Il définit le nissab comme « un seuil qui, lorsqu’il est atteint, le détenteur d’un patrimoine devient redevable de l’impôt zakataire. Il est égal à 85 grammes d’or pur. Concernant les richesses accumulées (encaisse sous forme d’argent liquide ou de métaux précieux immobilisée pendant une année lunaire (354 jours) et plus, il y a lieu de payer un taux zakataire de 2,5 % par an ».
La zakat représente donc un taux négatif de 2,5 % dissuadant la thésaurisation et encourageant l’investissement dans l’économie réelle, alors que l’intérêt appliqué au capital vient rémunérer son oisiveté. Il est donc possible d’affirmer qu’un capital taxable à la zakat tendra inexorablement vers le nissab, c’est-à-dire proche de zéro, lorsque lui est appliqué le facteur temps, contrairement à l’intérêt qui, lorsque lui est appliqué, le même facteur aura systématiquement tendance à tendre vers l’infini. C’est sans aucun doute cet attribut qui a fait dire au philosophe grec Aristote que l’intérêt était contraire à la nature car l’homme, avec l’intérêt, a donné à l’une de ses créations dénuée de toute matérialité un attribut divin d’infinité.
Le Coran, au verset 39 de la sourate 30, affirme également que l’intérêt est exactement l’inverse de l’aumône : « Ce que vous donnez en vue d’un accroissement aux dépens des biens de vos semblables ne s’accroît pas auprès de Dieu. (Par contre), ce que vous offrez comme aumône, désirant ce (ce faisant) la face de Dieu… Voilà ceux qui auront un double avantage (dans la vie dernière). »
Puisque la vie présente et future sont, sous certains aspects, opposées l’une à l’autre, les effets dans la vie future de l’intérêt et de l’aumône décrits par le Coran sont inversés par rapport à ceux constatés pour la vie présente : le capital constitué par le riba est réduit à néant, alors que le capital constitué par les aumônes est multiplié.
Cela est confirmé par le verset 276 de la sourate 2 : « Dieu réduit à néant le profit usuraire et accroît (le mérite) des aumônes. »
Le croyant et l’humaniste placent leurs intérêts personnels dans une perspective de long terme dont le centre de gravité dépasse leur propre vie terrestre : un homme ne pourra servir son intérêt individuel dans l’au-delà et celui des générations futures qu’en remplissant ses obligations éthiques et morales.

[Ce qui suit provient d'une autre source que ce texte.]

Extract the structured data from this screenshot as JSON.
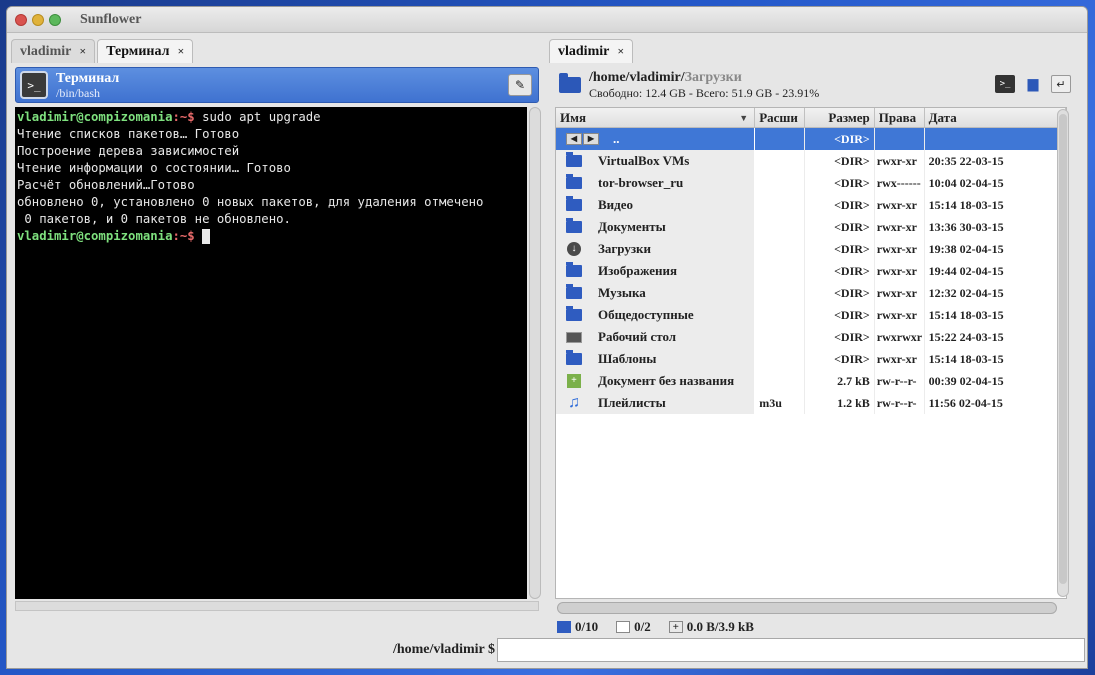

Il ne pourra pas servir son intérêt par une utilisation égoïste des ressources terrestres et préférera faire preuve de solidarité plutôt que de s’enrichir au détriment d’autrui à l’aide de l’intérêt.
Le système des intérêts bancaires institutionnalise la cupidité
A la lecture des textes sacrés et de la tradition concernant les fondements de la zakat, on comprend aisément qu’un capital oisif et thésaurisé ne peut pas produire de richesse. Au contraire, en diminuant de 2,5 % par an, il tend inexorablement vers le nissab.
Nous disposons de la preuve matérielle que les sources sacrées de l’islam, avec la pratique de la zakat, institutionnalisent la solidarité de façon mécanique dans la société en venant taxer tout capital oisif et thésaurisé alors que le système des intérêts bancaires institutionnalise la cupidité au travers de la rémunération de la thésaurisation et de l’oisiveté. Un système financier fondé sur la justice doit partager de manière équitable le risque d’affaires entre les parties contractantes en plus du risque financier que doit supporter le pourvoyeur de fonds alors que le système de l’intérêt exonère l’usurier du risque d’affaire et le place dans une situation de gain quel que soit l’issue de l’opération.
Quelle peut être la valeur d’un système qui rémunère par l’intérêt bancaire l’oisiveté du capital et qui permet que le riche soit toujours plus riche sans avoir à fournir un autre effort que celui d’être riche ?
Cette position est éthiquement et moralement intenable et inacceptable : à la fois d’un point de vue traditionnel en se référant aux sources des différentes formes de sagesse humaine, que ce soit de la sagesse grecque antique en passant par les trois monothéismes, mais aussi d’un point de vue contemporain lorsque l’on contemple l’état de dépravation du monde actuel asservi par l’emprise de la dette et du système d’esclavagisme financier qui, par la mise en place d’une exploitation excessive de la nature et du vivant, conduit à la destruction des écosystèmes.
La civilisation islamique a encore beaucoup à offrir en matière d’éthique économique
Rappelons ici qu’Ibn Ishaq, auteur d’une biographie du Prophète Muhammad (sira), rapporte que ce dernier, dans son sermon d’adieu, a mis un terme définitif à la dette alimentée par l’usure : « Toute usure est abolie ; mais vous aurez vos capitaux : vous ne léserez personne et personne ne vous lésera. Dieu a décrété qu’il n’y aura pas d’usure. L’usure d’Abbas Ibn Abd al-Muttalib est totalement abolie. » Le Prophète a commencé par abolir les intérêts qui étaient dus à sa famille.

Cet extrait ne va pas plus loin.